Pub Date: Sept. 14th, 2021
ISBN: 978-1-77260-207-4
Publisher: Second Story Press

Sisterhood and survival in Poland during the Holocaust.

Polish Jews Anna and Lina find themselves swept into the Warsaw ghetto in 1940 when the Germans invade. In alternating first-person narration, readers get a glimpse into less-familiar Holocaust experiences as 12-year-old Anna first smuggles food into the ghetto and then is herself smuggled to safety with kindly Christian farmers, while Lina, her older sister, becomes a forger and later endures Treblinka.
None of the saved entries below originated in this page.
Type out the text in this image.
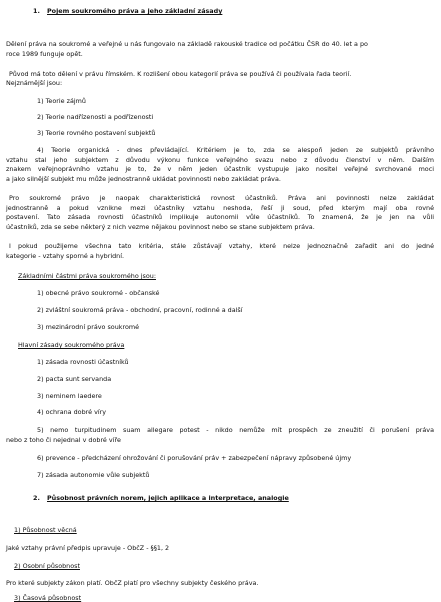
1. Pojem soukromého práva a jeho základní zásady
Dělení práva na soukromé a veřejné u nás fungovalo na základě rakouské tradice od počátku ČSR do 40. let a po
roce 1989 funguje opět.
Původ má toto dělení v právu římském. K rozlišení obou kategorií práva se používá či používala řada teorií.
Nejznámější jsou:
1) Teorie zájmů
2) Teorie nadřízenosti a podřízenosti
3) Teorie rovného postavení subjektů
4) Teorie organická - dnes převládající. Kritériem je to, zda se alespoň jeden ze subjektů právního
vztahu stal jeho subjektem z důvodu výkonu funkce veřejného svazu nebo z důvodu členství v něm. Dalším
znakem veřejnoprávního vztahu je to, že v něm jeden účastník vystupuje jako nositel veřejné svrchované moci
a jako silnější subjekt mu může jednostranně ukládat povinnosti nebo zakládat práva.
Pro soukromé právo je naopak charakteristická rovnost účastníků. Práva ani povinnosti nelze zakládat
jednostranně a pokud vznikne mezi účastníky vztahu neshoda, řeší ji soud, před kterým mají oba rovné
postavení. Tato zásada rovnosti účastníků implikuje autonomii vůle účastníků. To znamená, že je jen na vůli
účastníků, zda se sebe některý z nich vezme nějakou povinnost nebo se stane subjektem práva.
I pokud použijeme všechna tato kritéria, stále zůstávají vztahy, které nelze jednoznačně zařadit ani do jedné
kategorie - vztahy sporné a hybridní.
Základními částmi práva soukromého jsou:
1) obecné právo soukromé - občanské
2) zvláštní soukromá práva - obchodní, pracovní, rodinné a další
3) mezinárodní právo soukromé
Hlavní zásady soukromého práva
1) zásada rovnosti účastníků
2) pacta sunt servanda
3) neminem laedere
4) ochrana dobré víry
5) nemo turpitudinem suam allegare potest - nikdo nemůže mít prospěch ze zneužití či porušení práva
nebo z toho či nejednal v dobré víře
6) prevence - předcházení ohrožování či porušování práv + zabezpečení nápravy způsobené újmy
7) zásada autonomie vůle subjektů
2. Působnost právních norem, jejich aplikace a interpretace, analogie
1) Působnost věcná
Jaké vztahy právní předpis upravuje - ObčZ - §§1, 2
2) Osobní působnost
Pro které subjekty zákon platí. ObčZ platí pro všechny subjekty českého práva.
3) Časová působnost
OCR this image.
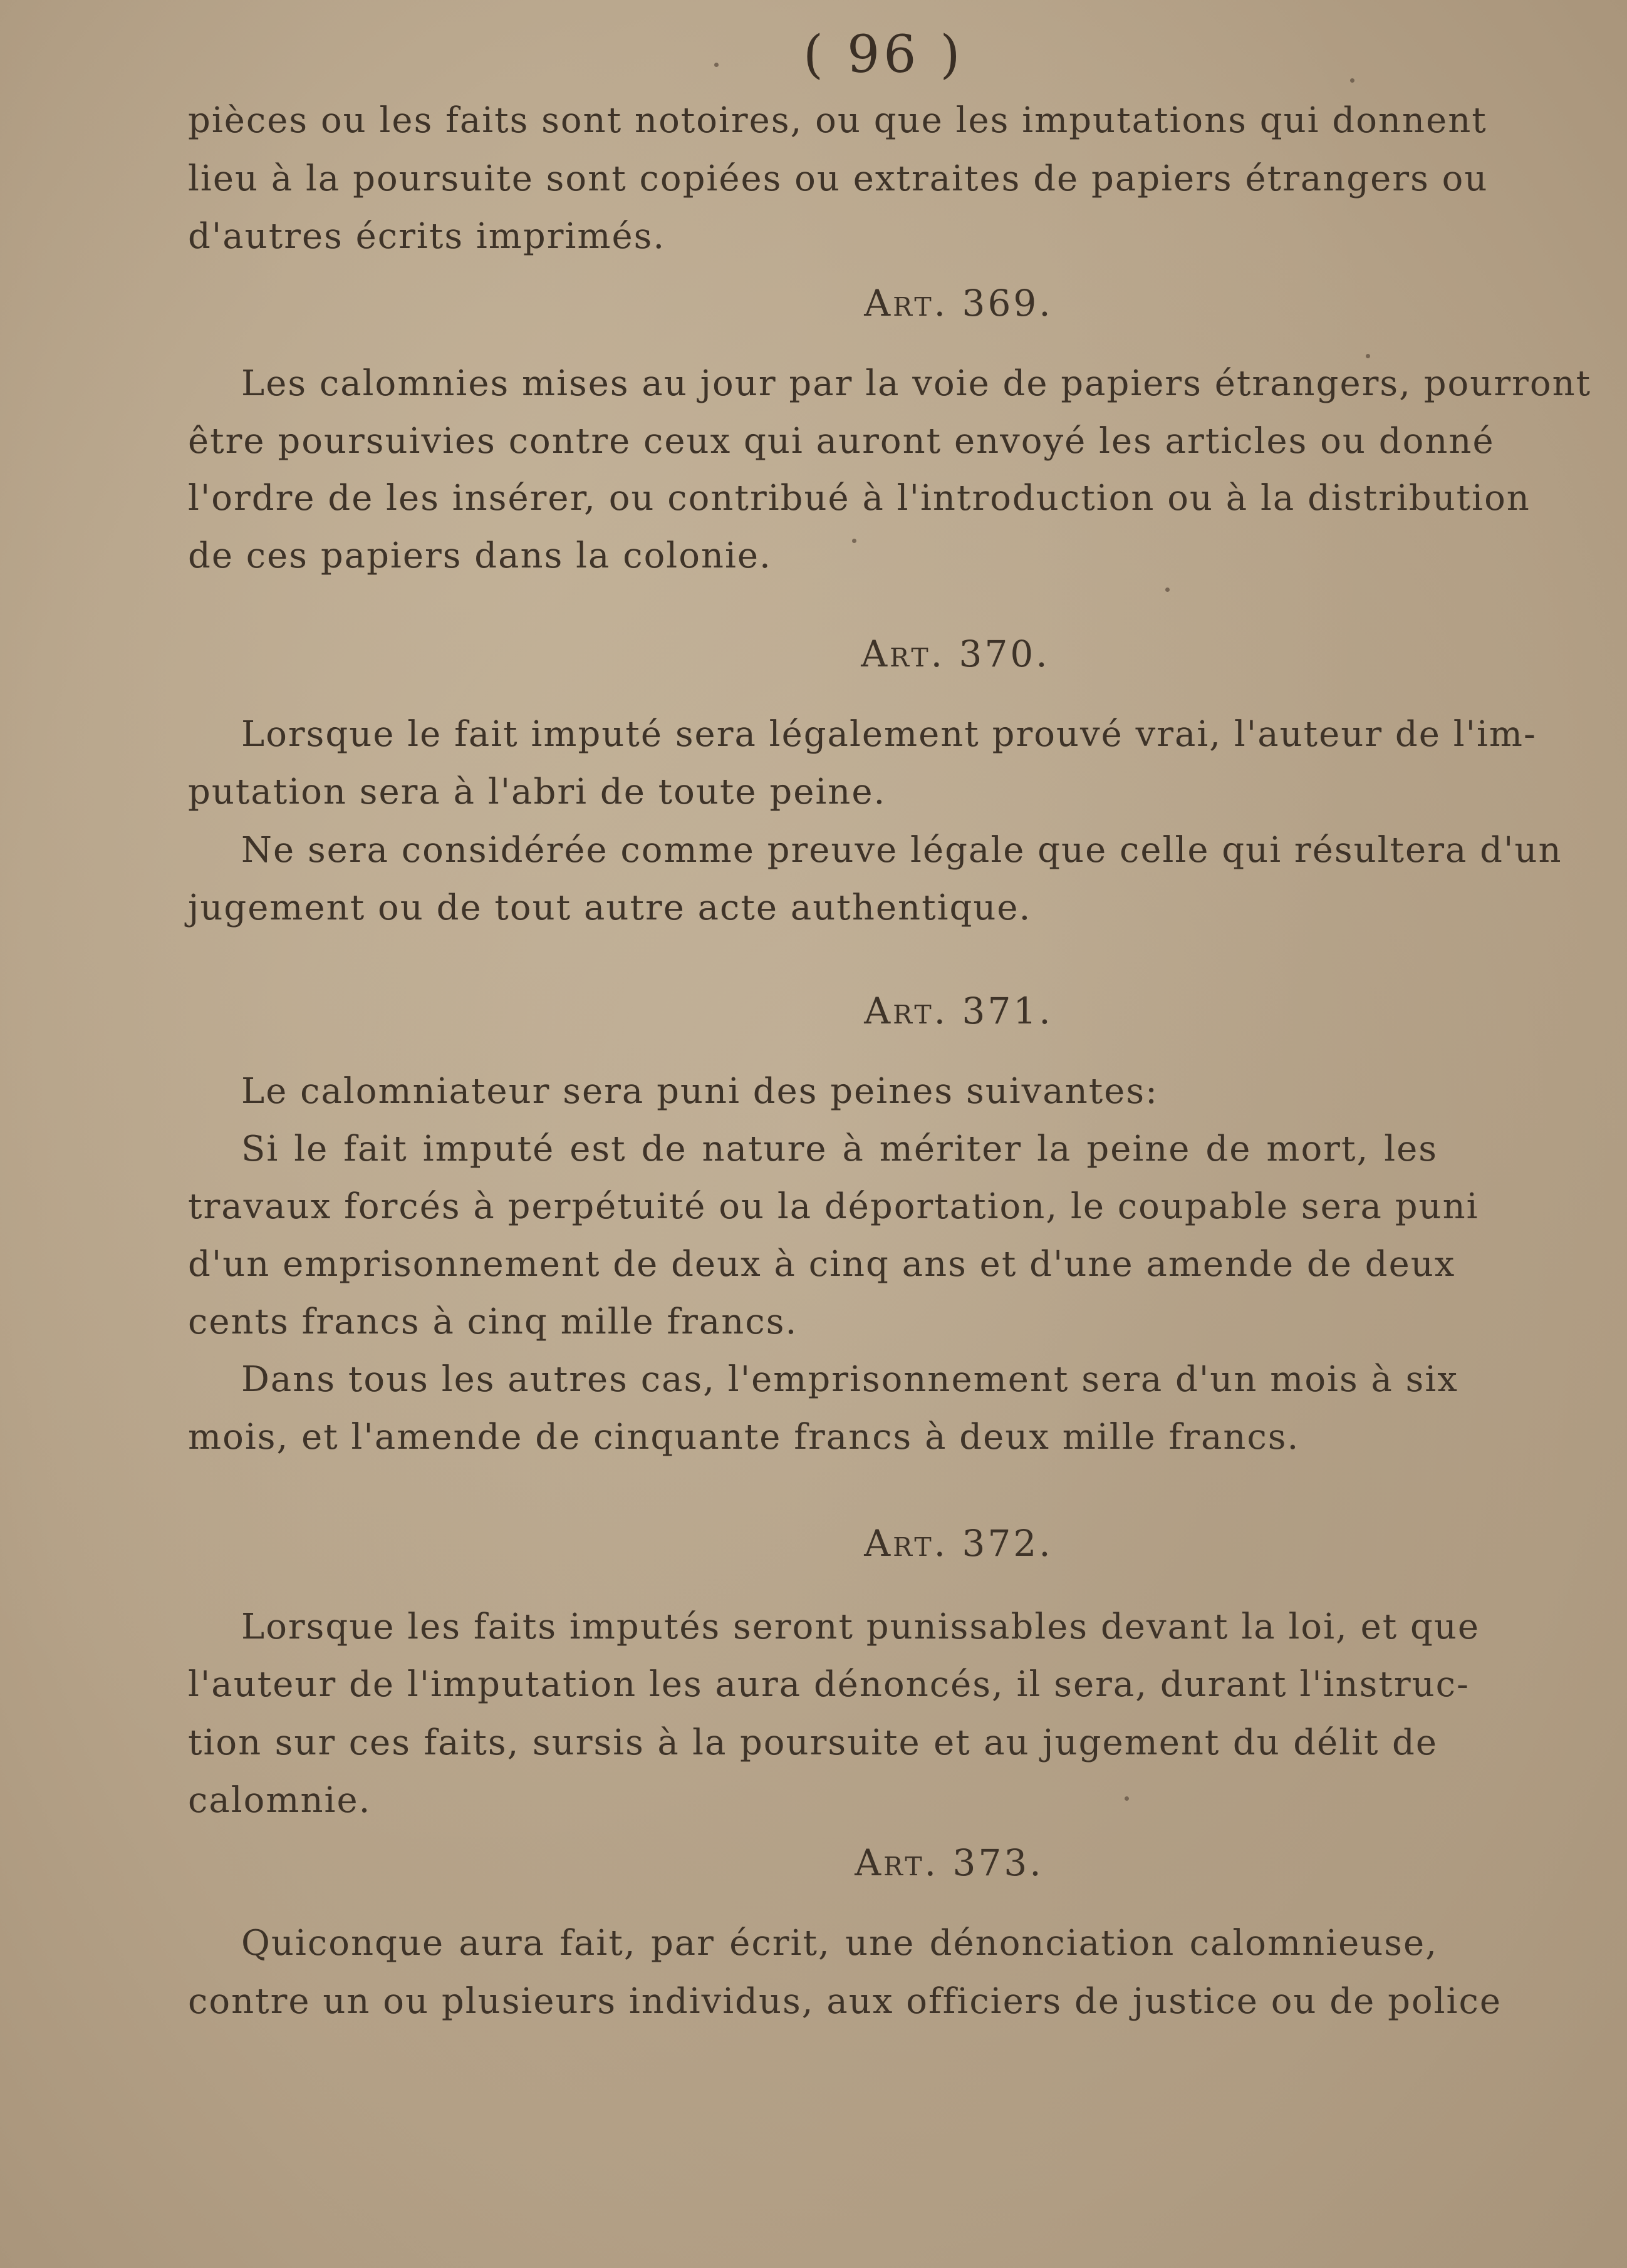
( 96 )
pièces ou les faits sont notoires, ou que les imputations qui donnent
lieu à la poursuite sont copiées ou extraites de papiers étrangers ou
d'autres écrits imprimés.
Art. 369.
Les calomnies mises au jour par la voie de papiers étrangers, pourront
être poursuivies contre ceux qui auront envoyé les articles ou donné
l'ordre de les insérer, ou contribué à l'introduction ou à la distribution
de ces papiers dans la colonie.
Art. 370.
Lorsque le fait imputé sera légalement prouvé vrai, l'auteur de l'im-
putation sera à l'abri de toute peine.
Ne sera considérée comme preuve légale que celle qui résultera d'un
jugement ou de tout autre acte authentique.
Art. 371.
Le calomniateur sera puni des peines suivantes:
Si le fait imputé est de nature à mériter la peine de mort, les
travaux forcés à perpétuité ou la déportation, le coupable sera puni
d'un emprisonnement de deux à cinq ans et d'une amende de deux
cents francs à cinq mille francs.
Dans tous les autres cas, l'emprisonnement sera d'un mois à six
mois, et l'amende de cinquante francs à deux mille francs.
Art. 372.
Lorsque les faits imputés seront punissables devant la loi, et que
l'auteur de l'imputation les aura dénoncés, il sera, durant l'instruc-
tion sur ces faits, sursis à la poursuite et au jugement du délit de
calomnie.
Art. 373.
Quiconque aura fait, par écrit, une dénonciation calomnieuse,
contre un ou plusieurs individus, aux officiers de justice ou de police
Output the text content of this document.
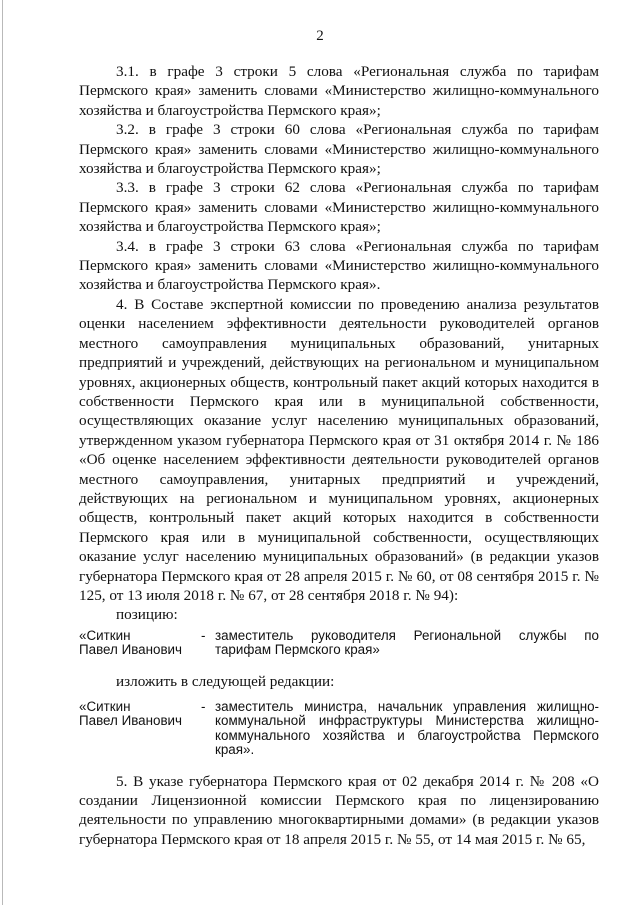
2

3.1. в графе 3 строки 5 слова «Региональная служба по тарифам Пермского края» заменить словами «Министерство жилищно-коммунального хозяйства и благоустройства Пермского края»;

3.2. в графе 3 строки 60 слова «Региональная служба по тарифам Пермского края» заменить словами «Министерство жилищно-коммунального хозяйства и благоустройства Пермского края»;

3.3. в графе 3 строки 62 слова «Региональная служба по тарифам Пермского края» заменить словами «Министерство жилищно-коммунального хозяйства и благоустройства Пермского края»;

3.4. в графе 3 строки 63 слова «Региональная служба по тарифам Пермского края» заменить словами «Министерство жилищно-коммунального хозяйства и благоустройства Пермского края».

4. В Составе экспертной комиссии по проведению анализа результатов оценки населением эффективности деятельности руководителей органов местного самоуправления муниципальных образований, унитарных предприятий и учреждений, действующих на региональном и муниципальном уровнях, акционерных обществ, контрольный пакет акций которых находится в собственности Пермского края или в муниципальной собственности, осуществляющих оказание услуг населению муниципальных образований, утвержденном указом губернатора Пермского края от 31 октября 2014 г. № 186 «Об оценке населением эффективности деятельности руководителей органов местного самоуправления, унитарных предприятий и учреждений, действующих на региональном и муниципальном уровнях, акционерных обществ, контрольный пакет акций которых находится в собственности Пермского края или в муниципальной собственности, осуществляющих оказание услуг населению муниципальных образований» (в редакции указов губернатора Пермского края от 28 апреля 2015 г. № 60, от 08 сентября 2015 г. № 125, от 13 июля 2018 г. № 67, от 28 сентября 2018 г. № 94):

позицию:

«Ситкин
Павел Иванович
- заместитель руководителя Региональной службы по тарифам Пермского края»

изложить в следующей редакции:

«Ситкин
Павел Иванович
- заместитель министра, начальник управления жилищно-коммунальной инфраструктуры Министерства жилищно-коммунального хозяйства и благоустройства Пермского края».

5. В указе губернатора Пермского края от 02 декабря 2014 г. № 208 «О создании Лицензионной комиссии Пермского края по лицензированию деятельности по управлению многоквартирными домами» (в редакции указов губернатора Пермского края от 18 апреля 2015 г. № 55, от 14 мая 2015 г. № 65,
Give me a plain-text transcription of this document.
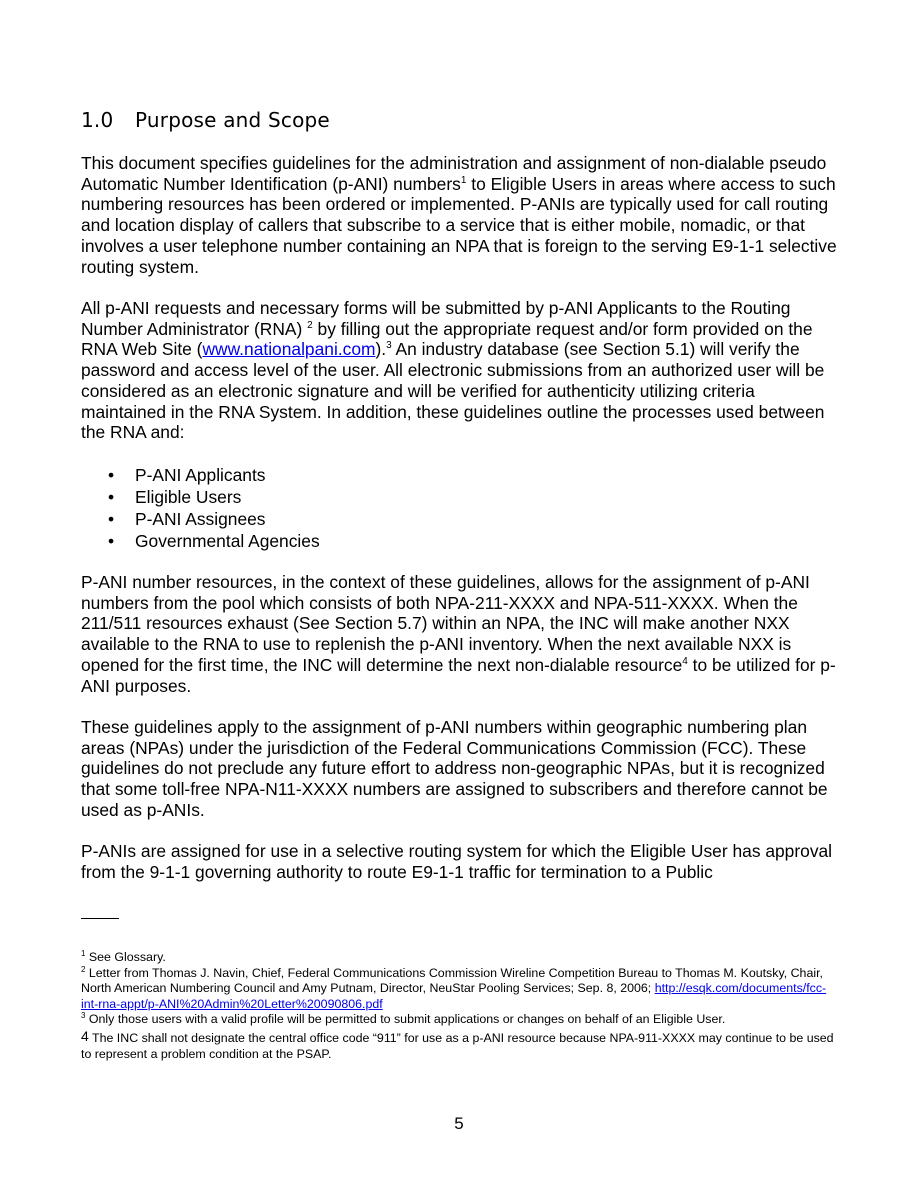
1.0 Purpose and Scope

This document specifies guidelines for the administration and assignment of non-dialable pseudo Automatic Number Identification (p-ANI) numbers$^1$ to Eligible Users in areas where access to such numbering resources has been ordered or implemented. P-ANIs are typically used for call routing and location display of callers that subscribe to a service that is either mobile, nomadic, or that involves a user telephone number containing an NPA that is foreign to the serving E9-1-1 selective routing system.

All p-ANI requests and necessary forms will be submitted by p-ANI Applicants to the Routing Number Administrator (RNA) $^2$ by filling out the appropriate request and/or form provided on the RNA Web Site (www.nationalpani.com).$^3$ An industry database (see Section 5.1) will verify the password and access level of the user. All electronic submissions from an authorized user will be considered as an electronic signature and will be verified for authenticity utilizing criteria maintained in the RNA System. In addition, these guidelines outline the processes used between the RNA and:

• P-ANI Applicants
• Eligible Users
• P-ANI Assignees
• Governmental Agencies

P-ANI number resources, in the context of these guidelines, allows for the assignment of p-ANI numbers from the pool which consists of both NPA-211-XXXX and NPA-511-XXXX. When the 211/511 resources exhaust (See Section 5.7) within an NPA, the INC will make another NXX available to the RNA to use to replenish the p-ANI inventory. When the next available NXX is opened for the first time, the INC will determine the next non-dialable resource$^4$ to be utilized for p-ANI purposes.

These guidelines apply to the assignment of p-ANI numbers within geographic numbering plan areas (NPAs) under the jurisdiction of the Federal Communications Commission (FCC). These guidelines do not preclude any future effort to address non-geographic NPAs, but it is recognized that some toll-free NPA-N11-XXXX numbers are assigned to subscribers and therefore cannot be used as p-ANIs.

P-ANIs are assigned for use in a selective routing system for which the Eligible User has approval from the 9-1-1 governing authority to route E9-1-1 traffic for termination to a Public

$^1$ See Glossary.

$^2$ Letter from Thomas J. Navin, Chief, Federal Communications Commission Wireline Competition Bureau to Thomas M. Koutsky, Chair, North American Numbering Council and Amy Putnam, Director, NeuStar Pooling Services; Sep. 8, 2006; http://esqk.com/documents/fcc-int-rna-appt/p-ANI%20Admin%20Letter%20090806.pdf

$^3$ Only those users with a valid profile will be permitted to submit applications or changes on behalf of an Eligible User.

$^4$ The INC shall not designate the central office code “911” for use as a p-ANI resource because NPA-911-XXXX may continue to be used to represent a problem condition at the PSAP.

5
Lina’s story horrifies in expected ways, with starvation, death, and a sadistic Nazi supervisor, but Anna also encounters depravity and bodily harm as well as romance and develops a love for medicine and science. Despite hardships, neither sister gives up; indeed, staying alive for Anna keeps Lina going. The opening, narrated by Anna’s adult self, lessens the suspense; readers know going into the novel that her survival is a given. Secondary characters show heroism in ways large and small; moments when Anna and Lina express sympathy for individual Nazis, thus humanizing those characters, may not be credible to readers. Both Anna and Lina become romantically involved with Christian men. Minor but pervasive inaccuracies will likely be ignored by many readers eager for a novel in this genre, and there are powerful moments here despite those issues. All characters are light-skinned. Hebrew and Yiddish terms are defined in the text.

The Holocaust always makes for a moving read; this will succeed on that alone.